Human-water Interactions in Urban Systems: Challenges and Opportunities in the 21st Century

Humans have long had profound impacts on hydrologic processes, particularly within cities where complex management structures and land use change create a local hydrologic cycle that is highly altered and hard to predict. Urbanization has significant impacts on the physical environment and the organisms, including humans, living in this system. Urban development results in surfaces that are covered with a variety of materials with distinct thermal, radiative, and moisture properties influencing local and regional energy and water budgets. The conversion from pervious to impervious surfaces changes hydrologic response by increasing flood risk and degrading water quality. Moreover, contrasting aerodynamic properties of buildings significantly change surface roughness and turbulence. The effects associated with modified urban landscapes also extend to degraded air quality, increases in local temperatures, changes in regional atmospheric circulation and alterations in precipitation patterns.

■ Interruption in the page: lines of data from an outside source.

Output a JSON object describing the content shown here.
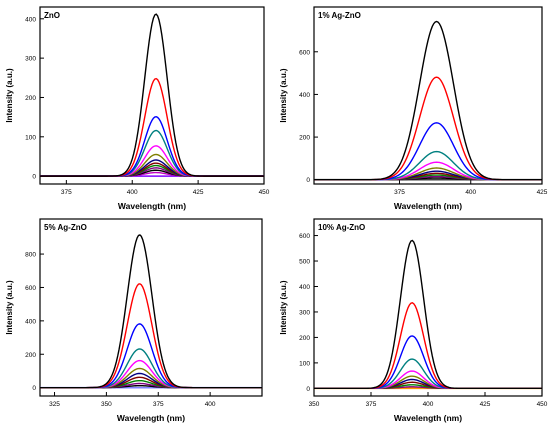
{
  "chart_data": [
    {
      "type": "line",
      "title": "ZnO",
      "xlabel": "Wavelength (nm)",
      "ylabel": "Intensity (a.u.)",
      "xlim": [
        365,
        450
      ],
      "ylim": [
        -20,
        430
      ],
      "xticks": [
        375,
        400,
        425,
        450
      ],
      "yticks": [
        0,
        100,
        200,
        300,
        400
      ],
      "peak_wavelength": 409,
      "peak_fwhm": 10,
      "grid": false,
      "series": [
        {
          "peak": 412,
          "color": "#000000"
        },
        {
          "peak": 248,
          "color": "#ff0000"
        },
        {
          "peak": 151,
          "color": "#0000ff"
        },
        {
          "peak": 116,
          "color": "#008080"
        },
        {
          "peak": 77,
          "color": "#ff00ff"
        },
        {
          "peak": 55,
          "color": "#808000"
        },
        {
          "peak": 41,
          "color": "#000080"
        },
        {
          "peak": 33,
          "color": "#800000"
        },
        {
          "peak": 27,
          "color": "#008000"
        },
        {
          "peak": 21,
          "color": "#800080"
        },
        {
          "peak": 15,
          "color": "#000000"
        },
        {
          "peak": 9,
          "color": "#c000c0"
        },
        {
          "peak": 0,
          "color": "#8000ff"
        }
      ]
    },
    {
      "type": "line",
      "title": "1% Ag-ZnO",
      "xlabel": "Wavelength (nm)",
      "ylabel": "Intensity (a.u.)",
      "xlim": [
        345,
        425
      ],
      "ylim": [
        -20,
        810
      ],
      "xticks": [
        375,
        400,
        425
      ],
      "yticks": [
        0,
        200,
        400,
        600
      ],
      "peak_wavelength": 388,
      "peak_fwhm": 14,
      "grid": false,
      "series": [
        {
          "peak": 742,
          "color": "#000000"
        },
        {
          "peak": 481,
          "color": "#ff0000"
        },
        {
          "peak": 267,
          "color": "#0000ff"
        },
        {
          "peak": 132,
          "color": "#008080"
        },
        {
          "peak": 82,
          "color": "#ff00ff"
        },
        {
          "peak": 55,
          "color": "#808000"
        },
        {
          "peak": 40,
          "color": "#000080"
        },
        {
          "peak": 30,
          "color": "#800000"
        },
        {
          "peak": 22,
          "color": "#008000"
        },
        {
          "peak": 15,
          "color": "#800080"
        },
        {
          "peak": 8,
          "color": "#000000"
        },
        {
          "peak": 0,
          "color": "#404040"
        }
      ]
    },
    {
      "type": "line",
      "title": "5% Ag-ZnO",
      "xlabel": "Wavelength (nm)",
      "ylabel": "Intensity (a.u.)",
      "xlim": [
        318,
        425
      ],
      "ylim": [
        -50,
        1010
      ],
      "xticks": [
        325,
        350,
        375,
        400
      ],
      "yticks": [
        0,
        200,
        400,
        600,
        800
      ],
      "peak_wavelength": 366,
      "peak_fwhm": 14,
      "grid": false,
      "series": [
        {
          "peak": 915,
          "color": "#000000"
        },
        {
          "peak": 622,
          "color": "#ff0000"
        },
        {
          "peak": 382,
          "color": "#0000ff"
        },
        {
          "peak": 232,
          "color": "#008080"
        },
        {
          "peak": 162,
          "color": "#ff00ff"
        },
        {
          "peak": 115,
          "color": "#808000"
        },
        {
          "peak": 85,
          "color": "#000080"
        },
        {
          "peak": 62,
          "color": "#800000"
        },
        {
          "peak": 42,
          "color": "#008000"
        },
        {
          "peak": 25,
          "color": "#800080"
        },
        {
          "peak": 12,
          "color": "#000000"
        },
        {
          "peak": 0,
          "color": "#8080ff"
        }
      ]
    },
    {
      "type": "line",
      "title": "10% Ag-ZnO",
      "xlabel": "Wavelength (nm)",
      "ylabel": "Intensity (a.u.)",
      "xlim": [
        350,
        450
      ],
      "ylim": [
        -30,
        665
      ],
      "xticks": [
        350,
        375,
        400,
        425,
        450
      ],
      "yticks": [
        0,
        100,
        200,
        300,
        400,
        500,
        600
      ],
      "peak_wavelength": 393,
      "peak_fwhm": 12,
      "grid": false,
      "series": [
        {
          "peak": 581,
          "color": "#000000"
        },
        {
          "peak": 336,
          "color": "#ff0000"
        },
        {
          "peak": 206,
          "color": "#0000ff"
        },
        {
          "peak": 115,
          "color": "#008080"
        },
        {
          "peak": 68,
          "color": "#ff00ff"
        },
        {
          "peak": 48,
          "color": "#808000"
        },
        {
          "peak": 35,
          "color": "#000080"
        },
        {
          "peak": 24,
          "color": "#800000"
        },
        {
          "peak": 14,
          "color": "#008000"
        },
        {
          "peak": 6,
          "color": "#800080"
        },
        {
          "peak": 0,
          "color": "#ff9900"
        }
      ]
    }
  ]
}
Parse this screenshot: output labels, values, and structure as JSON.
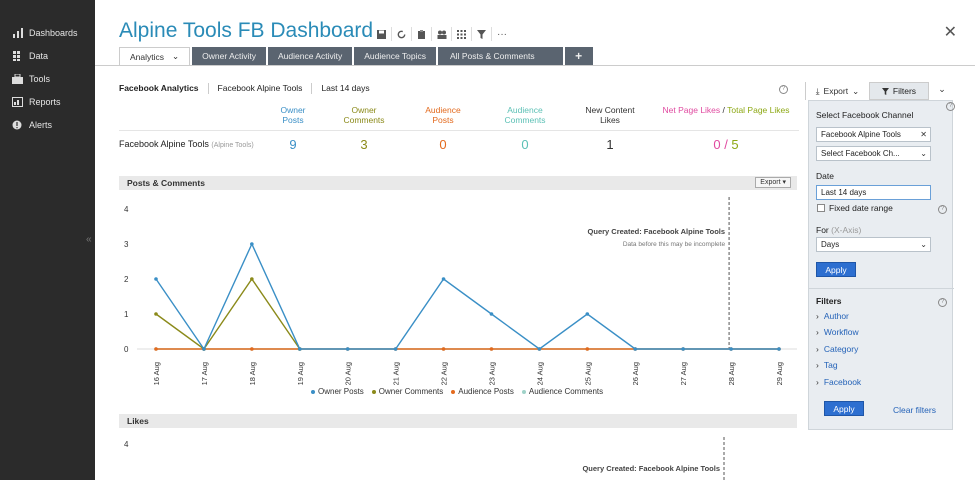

Urban populations also increase regional water demand and water supply gaps are common throughout the western U.S. Due to the continuing transition from rural to urban living, most humans now live in cities. This trend is expected to continue, and by 2030 it is estimated that over two-thirds of the world’s population will reside within urban areas. The combination of a rapidly densifying urban population with climate change creates significant challenges for cities in their quest to better manage this human-physical relationship. As growth intensifies and cities redesign the urban framework, opportunities arise for rethinking our relationship with cities. This presentation will overview recent advances in predicting land-atmosphere-water interactions in urban areas, including better understanding water consumption patterns and drivers, improving tools for optimizing stormwater capture, evaluating the co-benefits of green infrastructure and modeling energy-water budgets in cities. More accurate representation of land-atmosphere-water processes in urban systems is critical for regional resource management, especially in water stressed semi-arid cities of the world.